Radionuclide shunt scintigraphy
In our presenting case, we implemented the globally recognized and adopted technique of radionuclide shunt scintigraphy to determine the malfunctioning segment of the VPS. This method was first described by Di Chiro and Grove in 1966, using radionuclide isotracers followed by dynamic imaging [19]. This approach has been performed by several other researchers to determine partial or total blockages of shunt catheter segments, as well as which segment of the catheter has malfunctioned or has become blocked [6,7,11]. Radionuclide shunt scintigraphy has also been successfully implemented in patients with normal-pressure hydrocephalus [6].

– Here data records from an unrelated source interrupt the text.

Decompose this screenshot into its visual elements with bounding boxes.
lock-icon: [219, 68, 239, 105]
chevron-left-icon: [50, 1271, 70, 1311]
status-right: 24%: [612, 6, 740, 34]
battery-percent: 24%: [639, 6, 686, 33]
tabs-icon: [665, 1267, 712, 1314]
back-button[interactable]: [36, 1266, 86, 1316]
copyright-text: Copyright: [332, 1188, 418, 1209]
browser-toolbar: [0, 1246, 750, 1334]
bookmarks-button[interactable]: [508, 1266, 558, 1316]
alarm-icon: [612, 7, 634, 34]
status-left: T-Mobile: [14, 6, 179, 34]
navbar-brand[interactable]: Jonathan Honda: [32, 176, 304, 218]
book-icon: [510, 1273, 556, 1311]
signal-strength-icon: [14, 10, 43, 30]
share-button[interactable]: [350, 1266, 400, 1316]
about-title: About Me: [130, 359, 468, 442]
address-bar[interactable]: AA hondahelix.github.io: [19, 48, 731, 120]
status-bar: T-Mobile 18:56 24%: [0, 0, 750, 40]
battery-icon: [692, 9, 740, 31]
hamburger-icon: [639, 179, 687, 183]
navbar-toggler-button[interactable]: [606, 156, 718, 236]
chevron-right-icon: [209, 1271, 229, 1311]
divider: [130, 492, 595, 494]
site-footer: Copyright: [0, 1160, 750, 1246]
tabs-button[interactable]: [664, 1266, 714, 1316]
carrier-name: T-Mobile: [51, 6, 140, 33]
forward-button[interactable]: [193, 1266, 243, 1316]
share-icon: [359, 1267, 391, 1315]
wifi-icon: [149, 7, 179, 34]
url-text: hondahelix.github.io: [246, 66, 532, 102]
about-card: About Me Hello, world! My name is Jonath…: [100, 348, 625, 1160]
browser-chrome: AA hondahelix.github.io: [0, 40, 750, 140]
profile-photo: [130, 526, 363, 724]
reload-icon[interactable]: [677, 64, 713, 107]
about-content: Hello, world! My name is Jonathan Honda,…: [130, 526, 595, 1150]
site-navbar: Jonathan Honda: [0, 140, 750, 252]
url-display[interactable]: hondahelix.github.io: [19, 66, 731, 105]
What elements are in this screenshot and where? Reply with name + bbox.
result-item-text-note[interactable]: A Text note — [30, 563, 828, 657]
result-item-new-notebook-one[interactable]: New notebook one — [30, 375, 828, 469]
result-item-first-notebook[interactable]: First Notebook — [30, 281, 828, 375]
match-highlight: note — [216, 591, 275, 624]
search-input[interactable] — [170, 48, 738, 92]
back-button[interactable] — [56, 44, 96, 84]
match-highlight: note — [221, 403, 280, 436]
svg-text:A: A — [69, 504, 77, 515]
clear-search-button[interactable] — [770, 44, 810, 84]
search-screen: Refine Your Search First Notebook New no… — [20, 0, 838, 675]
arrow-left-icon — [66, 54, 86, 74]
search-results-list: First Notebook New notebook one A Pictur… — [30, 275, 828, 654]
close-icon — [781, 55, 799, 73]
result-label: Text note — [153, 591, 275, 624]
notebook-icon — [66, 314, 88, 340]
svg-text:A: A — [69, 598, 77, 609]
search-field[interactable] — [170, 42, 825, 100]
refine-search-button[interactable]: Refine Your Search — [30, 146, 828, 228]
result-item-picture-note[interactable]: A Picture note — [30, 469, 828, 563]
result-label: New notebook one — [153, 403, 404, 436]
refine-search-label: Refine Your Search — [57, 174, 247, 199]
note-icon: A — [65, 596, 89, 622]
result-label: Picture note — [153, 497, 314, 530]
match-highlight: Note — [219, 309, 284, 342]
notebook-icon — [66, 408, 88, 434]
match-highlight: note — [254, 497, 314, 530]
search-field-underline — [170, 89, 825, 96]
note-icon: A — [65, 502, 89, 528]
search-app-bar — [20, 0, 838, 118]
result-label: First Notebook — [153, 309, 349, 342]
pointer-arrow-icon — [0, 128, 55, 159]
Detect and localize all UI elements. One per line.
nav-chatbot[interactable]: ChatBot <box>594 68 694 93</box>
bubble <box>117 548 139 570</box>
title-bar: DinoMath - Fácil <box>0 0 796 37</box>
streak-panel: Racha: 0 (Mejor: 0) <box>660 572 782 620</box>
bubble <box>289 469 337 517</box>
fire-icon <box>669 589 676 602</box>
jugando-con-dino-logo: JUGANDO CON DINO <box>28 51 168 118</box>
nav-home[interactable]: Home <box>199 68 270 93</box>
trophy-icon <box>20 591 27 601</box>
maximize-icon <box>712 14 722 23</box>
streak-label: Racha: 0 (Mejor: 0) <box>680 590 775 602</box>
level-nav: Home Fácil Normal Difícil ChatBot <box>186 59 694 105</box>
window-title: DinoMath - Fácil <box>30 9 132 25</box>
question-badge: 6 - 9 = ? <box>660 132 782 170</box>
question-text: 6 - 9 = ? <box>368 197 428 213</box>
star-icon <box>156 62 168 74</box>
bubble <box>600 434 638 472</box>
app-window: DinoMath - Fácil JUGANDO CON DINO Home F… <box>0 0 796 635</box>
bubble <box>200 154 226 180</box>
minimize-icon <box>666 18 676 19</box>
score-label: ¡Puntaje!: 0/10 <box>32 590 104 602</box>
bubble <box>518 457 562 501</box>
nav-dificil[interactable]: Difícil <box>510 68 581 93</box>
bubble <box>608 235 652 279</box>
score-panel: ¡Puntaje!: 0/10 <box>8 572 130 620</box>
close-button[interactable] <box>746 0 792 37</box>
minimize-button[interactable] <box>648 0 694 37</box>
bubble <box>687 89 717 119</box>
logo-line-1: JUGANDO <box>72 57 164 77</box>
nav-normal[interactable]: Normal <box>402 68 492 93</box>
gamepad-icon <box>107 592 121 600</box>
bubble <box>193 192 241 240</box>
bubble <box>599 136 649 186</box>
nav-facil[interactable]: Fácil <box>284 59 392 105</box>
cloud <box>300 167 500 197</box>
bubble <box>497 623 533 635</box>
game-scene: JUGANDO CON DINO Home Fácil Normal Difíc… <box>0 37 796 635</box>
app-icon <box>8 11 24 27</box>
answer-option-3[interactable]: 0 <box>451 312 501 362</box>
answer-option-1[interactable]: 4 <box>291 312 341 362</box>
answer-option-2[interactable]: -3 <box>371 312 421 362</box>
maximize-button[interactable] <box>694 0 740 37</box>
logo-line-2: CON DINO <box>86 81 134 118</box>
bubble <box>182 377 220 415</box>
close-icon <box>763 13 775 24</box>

If patients show no improvement of symptoms, other methods such as thermal flow transfer, ultrasound, or Doppler techniques, or substrate dilution could be employed, with surgical exploration and shunt revision being the definite approach to diagnose malfunction, as shown in Figure 4.
In our case study, our patient eventually exhibited clinical improvement, with reduced papilledema, including after discontinuing diuretic treatment (furosemide). There were initial concerns of a blocked ventricular catheter, given that the injection of tracer was met with resistance. However, given clinical improvement even after cessation of furosemide, we concluded that there could have been a transient partial blockage of the shunt that subsequently spontaneously resolved, which is a phenomenon that has been reported in the literature [20]. Nonetheless, radionuclide scintigraphy assisted in evaluating shunt functionality and patency.
Conclusions
Suspected VPS malfunction requires extensive tests, ranging from clinical examination findings and imaging to more invasive techniques, including shunt reservoir interrogations to determine the malfunctioning segment, if present. Prompt surgical intervention can then be undertaken depending on the segment that has malfunctioned. Evaluating shunt patency is important to prevent serious consequences for the patient, ensuring that revision surgery can be performed promptly and directed to the correct site of obstruction. Radionuclide shunt scintigraphy is a well-established method used by multiple institutions worldwide that can successfully verify the patency of VPS and diagnose VPS malfunctions.